The stencil then gets covered with transfer paper which is just like a wide roll of masking tape really. Make sure to press down well and remove any bubbles.
The white backing to the vinyl can then be removed and the stencil applied to the glasses. With the stencil lined up and pressed on its just a case of removing the transfer tape leaving the vinyl in place.
Step 2: Etch the Glasses
To etch the glass I used a mini air eraser. Its like an airbrush that connects to an airbrush compressor. Instead of spraying paint, it sprays aluminium oxide powder. This is hard enough to etch the glass. but not too abrasive as to destroy the vinyl.
I'm sorry I haven't got a close up shot of the powder coming out of the air eraser. You have to hold it quite close to the glass and my hand was always in the way of the shot.
When you have an even frosted look all over the design the vinyl can be removed and the glass rinsed off with water.
Step 3: Create Base
I planned to route a circular recess for the glasses to sit in. I knew a jig would make this easier to do so I cut some MDF at the same time as the walnut to the exact same dimensions.
I then marked centres on the MDF for each glass. This would give me a point to drill with the hole saw. I needed to double up the thickness of MDF because of the size of flush trim router bit I have. I only wanted a 5mm deep recess but with one layer of 18mm MDF I couldn't achieve that so 2 layers were needed. They were just joined together with screws.
I could then drill the holes all the way through the MDF. That's the jig done.
The jig gets clamped along with the walnut piece. Make sure all the edges are lined up flush with each other. Then using a flush trim bit in the router I could removed the material inside the holes. The bearing rides along the edge of the hole to give a nice crisp edge.
Step 4: Create Legs
I wanted to use Maple for the legs to create a nice contrast. I cut a 45 degree angle on them at the mitre saw.
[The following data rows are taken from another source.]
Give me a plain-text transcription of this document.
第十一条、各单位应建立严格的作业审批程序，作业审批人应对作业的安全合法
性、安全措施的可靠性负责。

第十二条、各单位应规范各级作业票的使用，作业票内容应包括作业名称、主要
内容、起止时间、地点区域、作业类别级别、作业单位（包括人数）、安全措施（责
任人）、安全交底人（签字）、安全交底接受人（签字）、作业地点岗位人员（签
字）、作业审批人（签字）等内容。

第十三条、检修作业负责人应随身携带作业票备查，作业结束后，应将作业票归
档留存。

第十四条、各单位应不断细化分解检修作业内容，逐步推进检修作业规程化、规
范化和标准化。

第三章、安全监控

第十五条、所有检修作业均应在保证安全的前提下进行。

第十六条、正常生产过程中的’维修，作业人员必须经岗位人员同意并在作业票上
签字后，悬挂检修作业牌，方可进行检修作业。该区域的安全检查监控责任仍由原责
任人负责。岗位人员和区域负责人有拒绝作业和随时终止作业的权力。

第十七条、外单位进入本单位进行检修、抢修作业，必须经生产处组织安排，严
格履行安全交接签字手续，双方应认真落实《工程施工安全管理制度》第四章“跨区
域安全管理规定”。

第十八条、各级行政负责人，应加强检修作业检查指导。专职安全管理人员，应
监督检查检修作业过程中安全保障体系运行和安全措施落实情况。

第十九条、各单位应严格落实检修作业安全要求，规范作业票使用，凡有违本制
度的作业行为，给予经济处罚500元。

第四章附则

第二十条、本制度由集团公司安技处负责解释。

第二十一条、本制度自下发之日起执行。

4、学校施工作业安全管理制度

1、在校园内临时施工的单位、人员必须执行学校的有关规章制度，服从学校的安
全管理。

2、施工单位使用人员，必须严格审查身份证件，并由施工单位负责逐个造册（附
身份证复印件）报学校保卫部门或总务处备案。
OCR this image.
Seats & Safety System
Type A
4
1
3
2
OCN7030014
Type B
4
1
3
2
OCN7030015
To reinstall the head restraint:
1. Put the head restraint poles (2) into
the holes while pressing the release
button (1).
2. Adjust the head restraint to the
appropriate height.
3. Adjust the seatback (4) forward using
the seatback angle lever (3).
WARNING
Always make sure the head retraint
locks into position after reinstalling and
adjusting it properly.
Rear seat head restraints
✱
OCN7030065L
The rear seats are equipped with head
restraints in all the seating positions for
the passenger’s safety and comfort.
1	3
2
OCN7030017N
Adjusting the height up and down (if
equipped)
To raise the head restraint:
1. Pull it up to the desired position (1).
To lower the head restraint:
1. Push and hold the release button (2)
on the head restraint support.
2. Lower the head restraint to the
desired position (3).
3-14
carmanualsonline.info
To create the rebates for the legs I used a jig. This jig works great. It clamps on to your table saw fence. You can then reference the centre piece (1) to the right hand side of your blade. Reference the back piece (2) to the left hand side of the blade and then you simple reference the thickness of the material you want to fit. In this case that's the legs. They are held flush with the back section (2) and then the front piece (3) is snugged up tight to the edge of the legs.
Now with the mitre gauge on the saw you first hold the walnut against the centre piece (1) and make a cut. Then hold the walnut against the front piece (3) and make a cut. Then you just need to remove the material in between those two cuts for a perfect fit.
I had some chip out so to deal with that I added a 45 degree chamfer around the bottom edge using the router. I also thought the legs were too bit so I cut them shorter.
The legs simply get glued into place after everything got sanded to 240 grit.
Step 5: Finish the Base
I covered the bottom of the legs with painters tape. This is to keep the spray lacquer of them. I'll be using a spray adhesive on them later and it adheres better to bare wood.
The bottom and top of the base got 3 coats of spray lacquer.
When dry, I removed the painters tape and cut some black felt baize oversized to fit on them. I sprayed the two pieces with spray adhesive and let then sit a little while to become tacky. Then I could simply apply them to the bottom of the legs. I made sure to press them on firmly. After about 20 minutes I used a pair of scissors to cut the felt flush to the maple legs.
Step 6: Done
That's it all done. I really hope you liked the project. There is a lot of different ideas you can take from this, etching different designs on different glass, a different style of base even. Let your creativity run wild.